Yeah, brain fart, oh well, I was tired from driving and skiing powder all day! Looking forward to skiing Platty with you on Sunday!


----------



## ScottySkis (Feb 2, 2013)

*Re: Snow Ridge 3/1/13*



Cornhead said:


> Yeah, brain fart, oh well, I was tired from driving and skiing powder all day! Looking forward to skiing Platty with you on Sunday!

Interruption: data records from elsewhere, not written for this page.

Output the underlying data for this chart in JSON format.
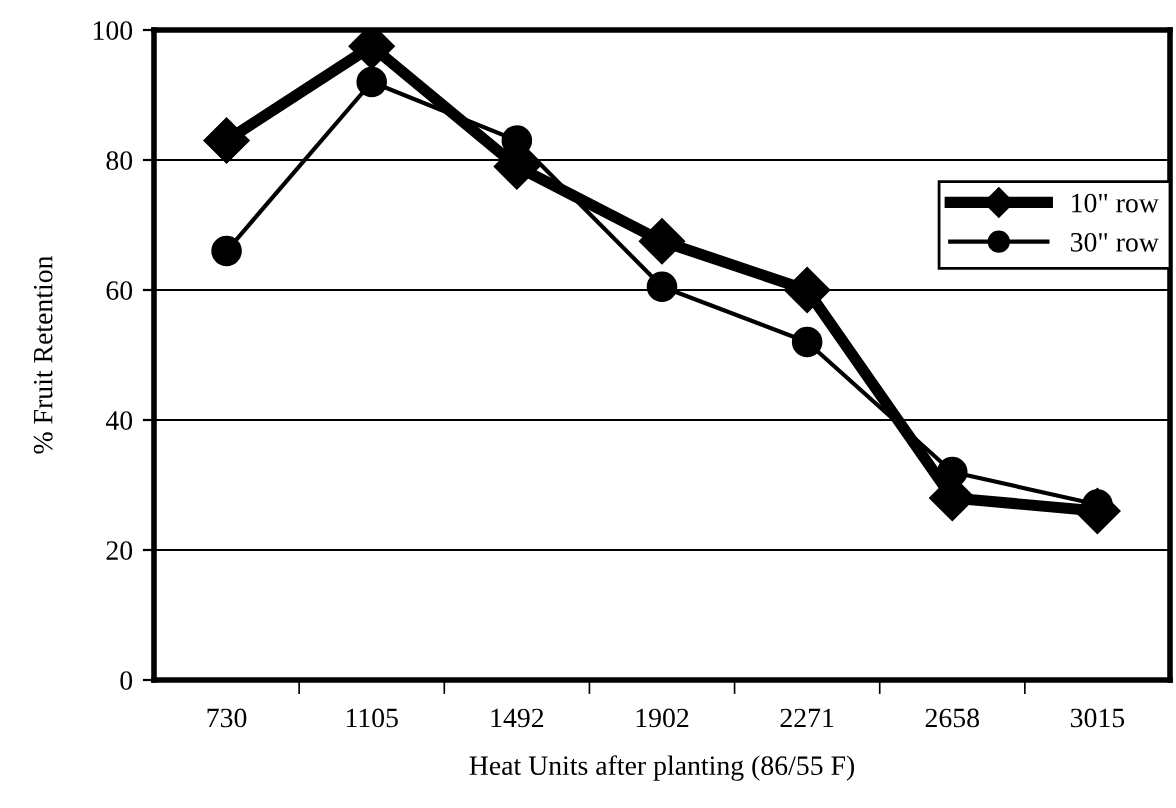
{
  "chart_data": {
    "type": "line",
    "xlabel": "Heat Units after planting (86/55 F)",
    "ylabel": "% Fruit Retention",
    "categories": [
      "730",
      "1105",
      "1492",
      "1902",
      "2271",
      "2658",
      "3015"
    ],
    "series": [
      {
        "name": "10\" row",
        "color": "#000000",
        "values": [
          83,
          97.5,
          79,
          67.5,
          60,
          28,
          26
        ],
        "marker": "diamond"
      },
      {
        "name": "30\" row",
        "color": "#000000",
        "values": [
          66,
          92,
          83,
          60.5,
          52,
          32,
          27
        ],
        "marker": "circle"
      }
    ],
    "ylim": [
      0,
      100
    ],
    "yticks": [
      0,
      20,
      40,
      60,
      80,
      100
    ],
    "grid": "y",
    "legend": "right",
    "line_style": "solid"
  }
}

Totally understandable. I have to write 2013 on each month of my Calendar at work so I write the correct date down on packing slips for the office.


----------



## Warp Daddy (Feb 2, 2013)

Glad u got it Corny !! the Ridge is a special place , the vert is always in your face and Don the head lifty  has been there for centuries and them damn paper Japanese lanterns are a real WTF :smash:


----------



## Bene288 (Feb 2, 2013)

Is this the place near the Tug off of Rt. 12?


----------



## Mpdsnowman (Feb 2, 2013)

Lol they do get hammered with lake effect shit they are right in the middle of the generally main belt lol..

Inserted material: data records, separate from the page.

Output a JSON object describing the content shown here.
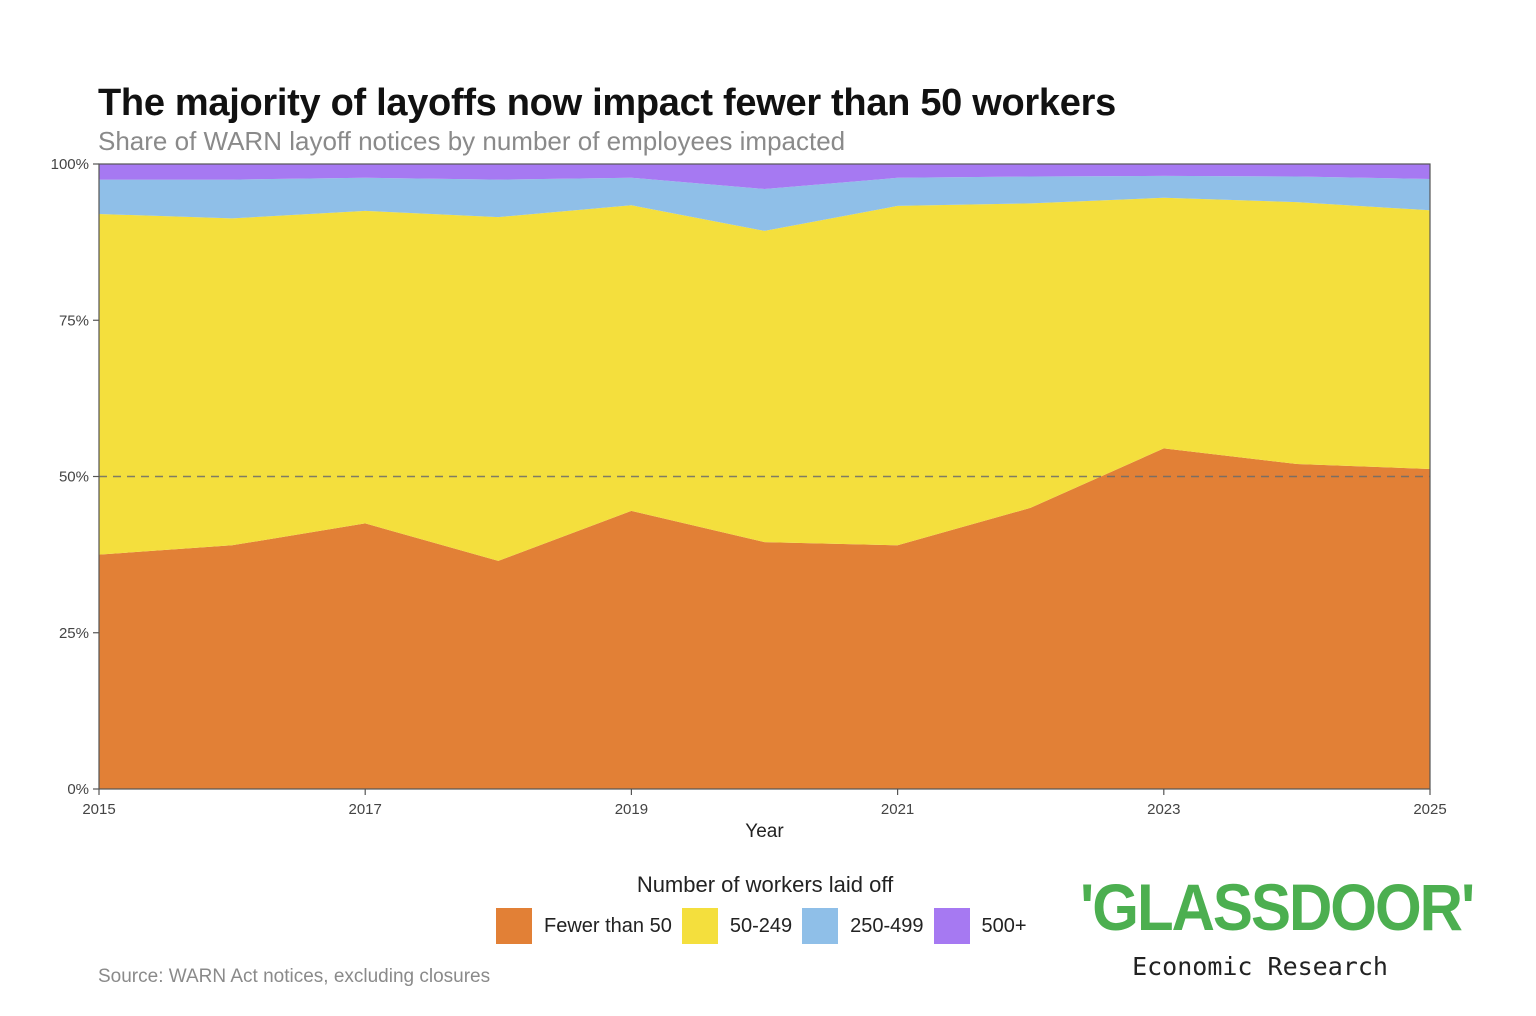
{
  "chart_data": {
    "type": "area",
    "stacked": true,
    "title": "The majority of layoffs now impact fewer than 50 workers",
    "subtitle": "Share of WARN layoff notices by number of employees impacted",
    "xlabel": "Year",
    "ylabel": "",
    "x": [
      2015,
      2016,
      2017,
      2018,
      2019,
      2020,
      2021,
      2022,
      2023,
      2024,
      2025
    ],
    "xticks": [
      "2015",
      "2017",
      "2019",
      "2021",
      "2023",
      "2025"
    ],
    "yticks": [
      "0%",
      "25%",
      "50%",
      "75%",
      "100%"
    ],
    "ylim": [
      0,
      100
    ],
    "reference_line": {
      "y": 50,
      "style": "dashed"
    },
    "grid": false,
    "legend_position": "bottom",
    "legend_title": "Number of workers laid off",
    "series": [
      {
        "name": "Fewer than 50",
        "color": "#e28036",
        "values": [
          37.5,
          39.0,
          42.5,
          36.5,
          44.5,
          39.5,
          39.0,
          45.0,
          54.5,
          52.0,
          51.2
        ]
      },
      {
        "name": "50-249",
        "color": "#f4df3d",
        "values": [
          54.5,
          52.3,
          50.0,
          55.0,
          48.9,
          49.8,
          54.3,
          48.7,
          40.1,
          41.9,
          41.4
        ]
      },
      {
        "name": "250-499",
        "color": "#8fbfe8",
        "values": [
          5.5,
          6.2,
          5.3,
          6.0,
          4.4,
          6.7,
          4.5,
          4.3,
          3.5,
          4.1,
          5.0
        ]
      },
      {
        "name": "500+",
        "color": "#a679f2",
        "values": [
          2.5,
          2.5,
          2.2,
          2.5,
          2.2,
          4.0,
          2.2,
          2.0,
          1.9,
          2.0,
          2.4
        ]
      }
    ]
  },
  "source_note": "Source: WARN Act notices, excluding closures",
  "brand": {
    "logo_text": "'GLASSDOOR'",
    "subtitle": "Economic Research",
    "color": "#4caf50"
  }
}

I always liked SR...It really does have a nice feel to it....I can go there for 15 bucks because my season pass at lab has that reciprocal deal...


----------



## Warp Daddy (Feb 2, 2013)

Bene the Ridge is off 12D and is ON the Tug ,great placei 

 I can ski free there on wednesdays asa reciprocal deal on a season pass which was also free   on an over 65   deal

great deal i get 3 mtns for free  and in onemoreyr a couple more too


----------



## Conrad (Feb 2, 2013)

Wow, a good amount of snow there. Hopefully some of it makes it over to New England.


----------



## Cornhead (Feb 2, 2013)

Conrad said:


> Wow, a good amount of snow there. Hopefully some of it makes it over to New England.



It was all LES, about a foot, one of the perks of living in NYS. LES has been known to travel as far as Jay, even MRG. Glad I got a freshies fix, it may be awhile till I get my next.


----------



## legalskier (Feb 2, 2013)

One lonely guy on the chair- I love it. Haven't seen pow like that since December 27.


----------



## emmaurice2 (Feb 3, 2013)

way to get after the good stuff. Hope everyone gets at least one good powder day this season. still waiting for mine.


----------



## Nick (Feb 5, 2013)

i fixed the date. nice report!


----------